The Death of Death

March 27th, 2013

Vampires, zombies, ghosts, and undead creatures appeal to us because eternity has been set in our hearts. Our limited minds aren’t able to comprehend infinity, yet humankind has long been obsessed with immortality. We feel that there’s something beyond this existence. A person’s soul, spirit, essence, or whatever we want to call it must live forever.

In all our speculation we’ve created fictional scenarios in which life beyond the grave happens right here on earth. It’s part of what makes creatures of the night so interesting. In some ways, visions of undead hordes aren’t too far from what the Bible predicts. That’s what resurrection is, after all. Dead people will come back to life. If Scripture is accurate, then we are all getting a seriously extreme makeover for eternity—a version of our bodies that can never be destroyed.

Paul said the perishable will become imperishable. Firstcentury believers like the Corinthians were already asking him how such a thing could be possible. “How are the dead raised?” they wondered. “With what kind of body will they come?” It’s like they were saying, “How could this possibly work? What would a corpse look like if it was pulled from the grave? Are you nuts?!” Even New Testament listeners in places like Corinth envisioned grim, zombielike bodies.

Paul responded by pointing out the laws of nature. Flowers and plants are not put in the ground. Seeds are. They look nothing like that which they yield but must first be put in the ground. The death of those seeds leads to new life and beauty. He described how even in our current understanding we know there are heavenly bodies like the sun, moon, and stars that we can see with our earthly bodies. We can understand that a gap exists between these realms, but transformation must occur in order to bridge it.

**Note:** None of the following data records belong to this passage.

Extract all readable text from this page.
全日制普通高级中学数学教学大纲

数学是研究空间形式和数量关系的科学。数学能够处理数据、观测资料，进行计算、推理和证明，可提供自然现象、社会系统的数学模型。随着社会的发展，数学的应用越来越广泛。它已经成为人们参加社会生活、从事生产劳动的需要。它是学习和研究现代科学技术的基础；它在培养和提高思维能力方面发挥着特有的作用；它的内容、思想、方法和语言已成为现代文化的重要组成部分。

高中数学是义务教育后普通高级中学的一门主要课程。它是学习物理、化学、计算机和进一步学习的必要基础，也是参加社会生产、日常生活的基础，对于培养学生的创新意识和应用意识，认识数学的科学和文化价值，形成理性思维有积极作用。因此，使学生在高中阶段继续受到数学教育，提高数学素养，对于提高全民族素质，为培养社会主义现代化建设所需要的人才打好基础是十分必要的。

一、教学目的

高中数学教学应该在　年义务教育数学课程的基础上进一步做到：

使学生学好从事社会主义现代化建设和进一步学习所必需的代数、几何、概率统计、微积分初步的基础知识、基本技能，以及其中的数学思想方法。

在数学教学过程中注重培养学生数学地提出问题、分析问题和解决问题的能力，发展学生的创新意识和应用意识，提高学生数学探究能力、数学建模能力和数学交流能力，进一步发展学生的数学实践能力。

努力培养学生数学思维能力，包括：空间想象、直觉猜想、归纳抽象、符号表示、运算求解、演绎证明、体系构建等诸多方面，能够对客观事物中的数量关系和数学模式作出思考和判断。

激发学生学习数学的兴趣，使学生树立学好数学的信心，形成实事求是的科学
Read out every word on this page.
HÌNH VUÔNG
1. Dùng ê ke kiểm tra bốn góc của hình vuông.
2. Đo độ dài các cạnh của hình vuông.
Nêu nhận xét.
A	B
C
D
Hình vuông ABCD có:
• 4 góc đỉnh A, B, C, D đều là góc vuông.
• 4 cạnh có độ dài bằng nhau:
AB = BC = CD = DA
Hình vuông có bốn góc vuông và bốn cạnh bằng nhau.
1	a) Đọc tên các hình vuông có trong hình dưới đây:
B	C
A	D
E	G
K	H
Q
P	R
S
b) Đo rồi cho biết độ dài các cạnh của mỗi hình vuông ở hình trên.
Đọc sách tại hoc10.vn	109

If we’re honest, most of us have thought about ways we would like to change our body. We dream about bodies that are not only perfect but also immune to sickness—bodies that can never die because death will be dead. Christ’s work on the cross means we don’t even have to fear death. Paul knew it when he asked, “Where, O death, is your victory? / Where, O death, is your sting?” (1 Corinthians 15:55). The sting of death is sin, and God nailed it to the cross to make a spectacle of it.

Out of all the crazy stories in this book, Jesus is the only one who raised himself from the dead. Everyone else was just resuscitated. They came back to life for a while but still had to die again. A resurrected person is immortal. Imagine what it will be like to have a physical body and yet never have to fear death. Without death to fear we are truly free to live.